Physics often times does not align with what we expect. But really, there is no reason that the physics we experience here on our planet with our limited senses should lead us to perfectly predict how physics and reality play out across the universe. Trespassing on Einstein’s Lawn is an excellent physics book because it takes readers with little scientific background through the complex paradoxes and challenges of physics to explore the furthest reaches of our scientific thought. Author Amanda Gefter herself is not a physicist, and learned to understand physics first as a hobby, and later (as detailed in her book) as a bit of an obsessive search for the universe’s ultimate building block.

Along her journey, Gefter introduces us to John Wheeler, a physicist who wrote with an almost poetic style when describing the complex science that he worked on. Wheeler helps us understand that one of the things within human experience that is so fundamental to how we view reality, is not quite as solid as we would expect. He is quoted  by Gefter writing, “We used to think that the world exists ‘out there’ independent of us.” When we study physics we are actually adjusting and changing the past. We are not looking at an independent system that existed before us a certain way. When we measure and observe the past, we actually can change it from the present. This is explained by Gefter with further help from Wheeler by describing experiments with photons to measure how sub-atomic particles travel. Light is made of photons, but it acts as a wave, with probabilities based on the wave function determining where the photons of the light will be. Once, however, we make an observation of a single photon, the probabilistic wave function ceases to exist, and the photon acts as a particle, and not as a wave. Up until we make our measurement however, the photon is a series of probabilities and behaves as a wave, the same way a wave behaves in the open ocean, and not as a particle on a direct path.
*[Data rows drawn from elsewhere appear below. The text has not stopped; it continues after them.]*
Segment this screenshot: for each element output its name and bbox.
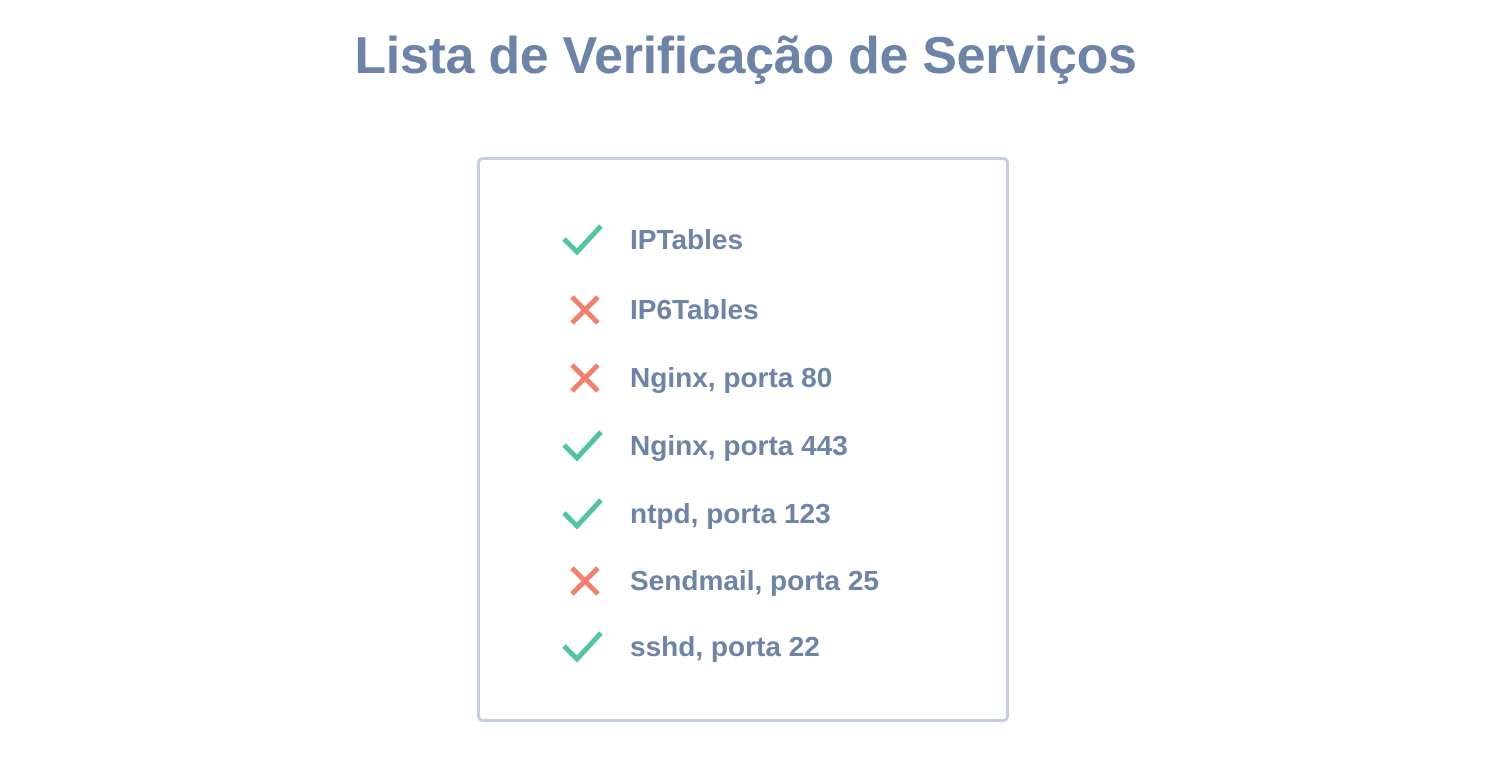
check-icon xyxy=(559,426,607,466)
service-label: IPTables xyxy=(630,224,744,255)
service-label: sshd, porta 22 xyxy=(630,631,820,662)
page-title: Lista de Verificação de Serviços xyxy=(354,27,1137,85)
check-icon xyxy=(559,494,607,534)
checklist-item: Nginx, porta 443 xyxy=(480,422,1006,470)
checklist-item: Nginx, porta 80 xyxy=(480,354,1006,402)
checklist-item: IPTables xyxy=(480,216,1006,264)
service-label: ntpd, porta 123 xyxy=(630,498,831,529)
check-icon xyxy=(559,627,607,667)
service-label: Sendmail, porta 25 xyxy=(630,565,879,596)
checklist-item: sshd, porta 22 xyxy=(480,623,1006,671)
service-checklist: IPTables IP6Tables Nginx, porta 80 Nginx… xyxy=(477,157,1009,722)
checklist-item: IP6Tables xyxy=(480,286,1006,334)
page: Lista de Verificação de Serviços IPTable… xyxy=(0,0,1491,766)
cross-icon xyxy=(559,561,607,601)
service-label: Nginx, porta 80 xyxy=(630,362,833,393)
cross-icon xyxy=(559,290,607,330)
checklist-item: Sendmail, porta 25 xyxy=(480,557,1006,605)
service-label: Nginx, porta 443 xyxy=(630,430,848,461)
service-label: IP6Tables xyxy=(630,294,759,325)
check-icon xyxy=(559,220,607,260)
checklist-item: ntpd, porta 123 xyxy=(480,490,1006,538)
cross-icon xyxy=(559,358,607,398)
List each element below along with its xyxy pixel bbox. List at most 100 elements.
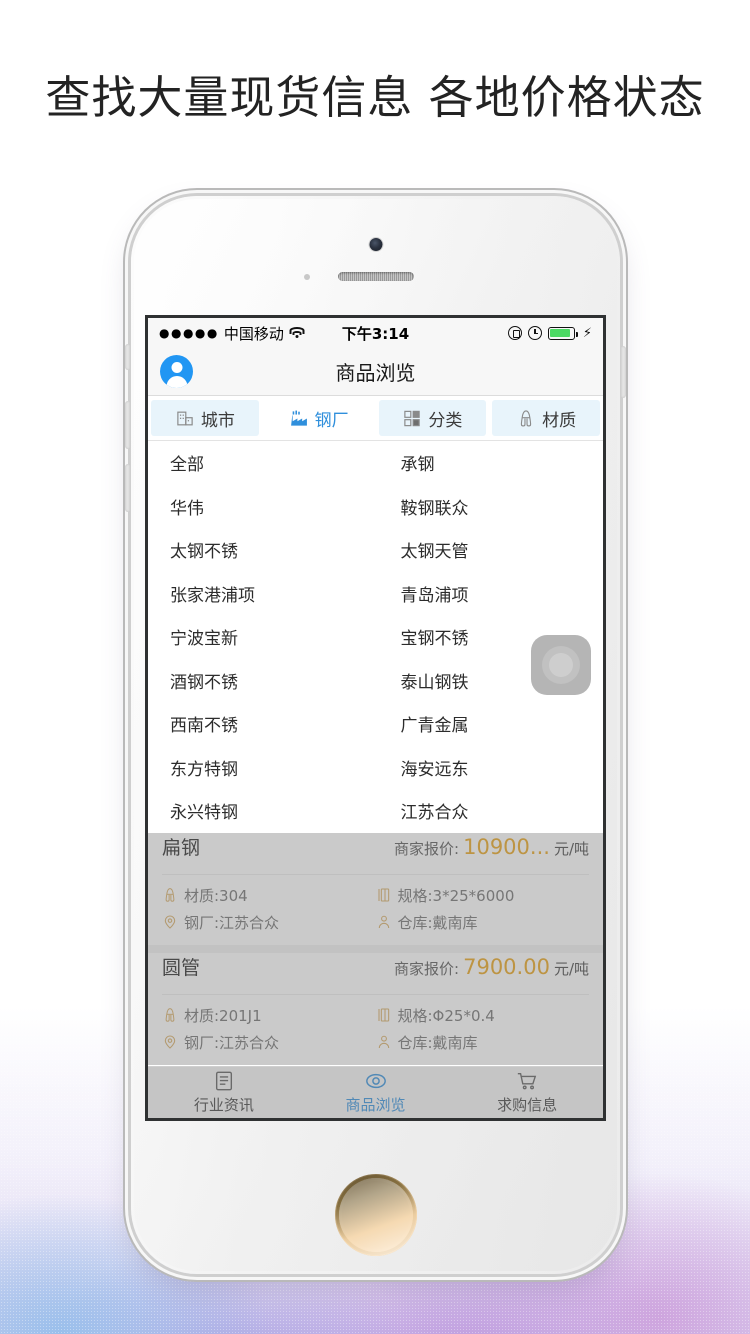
assistive-touch-icon[interactable] bbox=[531, 635, 591, 695]
person-icon bbox=[378, 915, 389, 929]
steelmill-dropdown-list: 全部 承钢 华伟 鞍钢联众 太钢不锈 太钢天管 张家港浦项 青岛浦项 宁波宝新 … bbox=[148, 441, 603, 833]
dropdown-option[interactable]: 酒钢不锈 bbox=[148, 659, 373, 703]
dropdown-option[interactable]: 广青金属 bbox=[373, 702, 604, 746]
front-camera-icon bbox=[369, 238, 382, 251]
product-spec-label: 规格:3*25*6000 bbox=[397, 886, 515, 905]
dropdown-option[interactable]: 江苏合众 bbox=[373, 789, 604, 833]
dropdown-option[interactable]: 海安远东 bbox=[373, 746, 604, 790]
shopping-cart-icon bbox=[518, 1072, 537, 1090]
price-unit: 元/吨 bbox=[553, 839, 589, 858]
assistive-ring-inner bbox=[549, 653, 573, 677]
product-warehouse: 仓库:戴南库 bbox=[376, 1029, 590, 1056]
dropdown-option[interactable]: 承钢 bbox=[373, 441, 604, 485]
product-spec-label: 规格:Φ25*0.4 bbox=[397, 1006, 495, 1025]
tab-product-browse[interactable]: 商品浏览 bbox=[300, 1070, 452, 1115]
tab-product-browse-label: 商品浏览 bbox=[345, 1096, 406, 1114]
tab-industry-news[interactable]: 行业资讯 bbox=[148, 1070, 300, 1115]
volume-up-button bbox=[125, 401, 130, 449]
product-material: 材质:304 bbox=[162, 882, 376, 909]
dropdown-option[interactable]: 东方特钢 bbox=[148, 746, 373, 790]
signal-strength-icon: ●●●●● bbox=[159, 326, 219, 340]
dropdown-row: 全部 承钢 bbox=[148, 441, 603, 485]
filter-tab-city-label: 城市 bbox=[200, 410, 235, 431]
product-list: 扁钢 商家报价: 10900... 元/吨 材质:304 规格:3*25*600… bbox=[148, 832, 603, 1065]
product-mill-label: 钢厂:江苏合众 bbox=[184, 913, 280, 932]
product-mill: 钢厂:江苏合众 bbox=[162, 909, 376, 936]
filter-tab-material[interactable]: 材质 bbox=[492, 400, 600, 436]
product-card[interactable]: 扁钢 商家报价: 10900... 元/吨 材质:304 规格:3*25*600… bbox=[148, 832, 603, 945]
user-avatar-icon[interactable] bbox=[160, 355, 193, 388]
dropdown-option[interactable]: 太钢天管 bbox=[373, 528, 604, 572]
product-meta-row: 钢厂:江苏合众 仓库:戴南库 bbox=[162, 909, 589, 936]
product-price-block: 商家报价: 7900.00 元/吨 bbox=[394, 955, 589, 979]
product-warehouse: 仓库:戴南库 bbox=[376, 909, 590, 936]
dropdown-row: 华伟 鞍钢联众 bbox=[148, 485, 603, 529]
status-bar-left: ●●●●● 中国移动 bbox=[159, 323, 305, 344]
dropdown-option[interactable]: 太钢不锈 bbox=[148, 528, 373, 572]
status-bar-right: ⚡ bbox=[507, 326, 592, 341]
product-title: 扁钢 bbox=[162, 836, 201, 859]
grid-category-icon bbox=[404, 410, 421, 426]
product-warehouse-label: 仓库:戴南库 bbox=[397, 1033, 478, 1052]
product-meta-row: 材质:201J1 规格:Φ25*0.4 bbox=[162, 1002, 589, 1029]
carrier-label: 中国移动 bbox=[223, 324, 284, 343]
dropdown-option[interactable]: 宁波宝新 bbox=[148, 615, 373, 659]
dropdown-row: 张家港浦项 青岛浦项 bbox=[148, 572, 603, 616]
dropdown-row: 西南不锈 广青金属 bbox=[148, 702, 603, 746]
dropdown-option[interactable]: 华伟 bbox=[148, 485, 373, 529]
filter-tab-steelmill-label: 钢厂 bbox=[314, 410, 349, 431]
status-bar: ●●●●● 中国移动 下午3:14 ⚡ bbox=[148, 318, 603, 348]
tab-industry-news-label: 行业资讯 bbox=[193, 1096, 254, 1114]
phone-screen: ●●●●● 中国移动 下午3:14 ⚡ 商品浏览 城市 钢厂 分类 材质 全部 … bbox=[148, 318, 603, 1118]
tab-purchase-info-label: 求购信息 bbox=[497, 1096, 558, 1114]
product-warehouse-label: 仓库:戴南库 bbox=[397, 913, 478, 932]
factory-icon bbox=[290, 410, 307, 426]
proximity-sensor-icon bbox=[303, 274, 310, 280]
location-pin-icon bbox=[164, 1035, 176, 1049]
product-meta-row: 钢厂:江苏合众 仓库:戴南库 bbox=[162, 1029, 589, 1056]
tab-purchase-info[interactable]: 求购信息 bbox=[451, 1070, 603, 1115]
price-unit: 元/吨 bbox=[553, 959, 589, 978]
dropdown-option[interactable]: 永兴特钢 bbox=[148, 789, 373, 833]
earpiece-speaker bbox=[337, 272, 414, 281]
material-icon bbox=[165, 888, 175, 902]
product-meta: 材质:201J1 规格:Φ25*0.4 钢厂:江苏合众 仓库:戴南库 bbox=[162, 995, 589, 1065]
filter-tab-category-label: 分类 bbox=[428, 410, 463, 431]
wifi-icon bbox=[289, 327, 305, 339]
price-value: 10900... bbox=[463, 834, 550, 859]
dropdown-option[interactable]: 张家港浦项 bbox=[148, 572, 373, 616]
eye-browse-icon bbox=[365, 1073, 386, 1089]
product-card-header: 圆管 商家报价: 7900.00 元/吨 bbox=[162, 953, 589, 995]
product-title: 圆管 bbox=[162, 956, 201, 979]
material-icon bbox=[165, 1008, 175, 1022]
dropdown-row: 东方特钢 海安远东 bbox=[148, 746, 603, 790]
filter-tab-bar: 城市 钢厂 分类 材质 bbox=[148, 396, 603, 440]
material-icon bbox=[520, 409, 532, 426]
product-material: 材质:201J1 bbox=[162, 1002, 376, 1029]
location-pin-icon bbox=[164, 915, 176, 929]
spec-icon bbox=[377, 888, 389, 902]
bottom-tab-bar: 行业资讯 商品浏览 求购信息 bbox=[148, 1066, 603, 1118]
volume-down-button bbox=[125, 464, 130, 512]
page-title: 商品浏览 bbox=[335, 361, 416, 385]
home-button[interactable] bbox=[334, 1174, 417, 1256]
dropdown-row: 太钢不锈 太钢天管 bbox=[148, 528, 603, 572]
filter-tab-category[interactable]: 分类 bbox=[378, 400, 487, 436]
alarm-clock-icon bbox=[527, 326, 542, 340]
price-label: 商家报价: bbox=[394, 959, 460, 978]
person-icon bbox=[378, 1035, 389, 1049]
dropdown-option[interactable]: 全部 bbox=[148, 441, 373, 485]
spec-icon bbox=[377, 1008, 389, 1022]
price-value: 7900.00 bbox=[463, 954, 550, 979]
product-spec: 规格:3*25*6000 bbox=[376, 882, 590, 909]
price-label: 商家报价: bbox=[394, 839, 460, 858]
card-separator bbox=[148, 944, 603, 953]
dropdown-option[interactable]: 西南不锈 bbox=[148, 702, 373, 746]
product-spec: 规格:Φ25*0.4 bbox=[376, 1002, 590, 1029]
dropdown-option[interactable]: 鞍钢联众 bbox=[373, 485, 604, 529]
dropdown-option[interactable]: 青岛浦项 bbox=[373, 572, 604, 616]
phone-mockup: ●●●●● 中国移动 下午3:14 ⚡ 商品浏览 城市 钢厂 分类 材质 全部 … bbox=[125, 196, 626, 1274]
product-card[interactable]: 圆管 商家报价: 7900.00 元/吨 材质:201J1 规格:Φ25*0.4… bbox=[148, 952, 603, 1065]
filter-tab-steelmill[interactable]: 钢厂 bbox=[264, 396, 373, 440]
filter-tab-city[interactable]: 城市 bbox=[151, 400, 259, 436]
Gefter writes, “Delayed-choice experiments have been carried out in laboratories, and each time they’ve worked just as wheeler suggested. It’s an established scientific fact: measurements in the present can rewrite history. No, not rewrite. Just write. Prior to observation, there is no history, just a haze of possibility, a past waiting to be born. ‘There is no more remarkable feature of this quantum world than the strange coupling it brings about between future and past,’ Wheeler wrote. If observations we make today can create a billion-year-old past, so, too, can observations made in the future help build the universe we see today.”

In the quote above Gefter is describing the same experiments with photons, but looking at photos billions of light years away from us that had to travel across the universe and split on one side or another of a black hole, universe, or other star to reach one of our telescopes. The path taken by a given photon is best described by the probabilistic wave function with all the features, such as frequency and amplitude, of physical waves that we can observe on earth. But once we make an observation in a telescope to measure the path the photon took around a galaxy, black hole, or star, the wave function no longer describes the photon, and the photon has to have followed a set pathway, a pathway that was not determined until it reached our planet, billions of years after it was emitted from its original source.

The physics is beyond my ability to describe, but the key point is that we are human and have limited brain space and experiential ability. We can only experience first hand so many sensations and realities. More possibilities exist than we can experience and understand. Thinking that we can ever describe reality in the most comprehensive manner is a great dream for scientists and physicists to work toward, but we will always be limited by the fact that we are human and can only experience the world in so many ways. Things that we take to be so certain, like history and the passage of time, seem to be interconnected with the present and the future in ways that we can’t quite explain right now.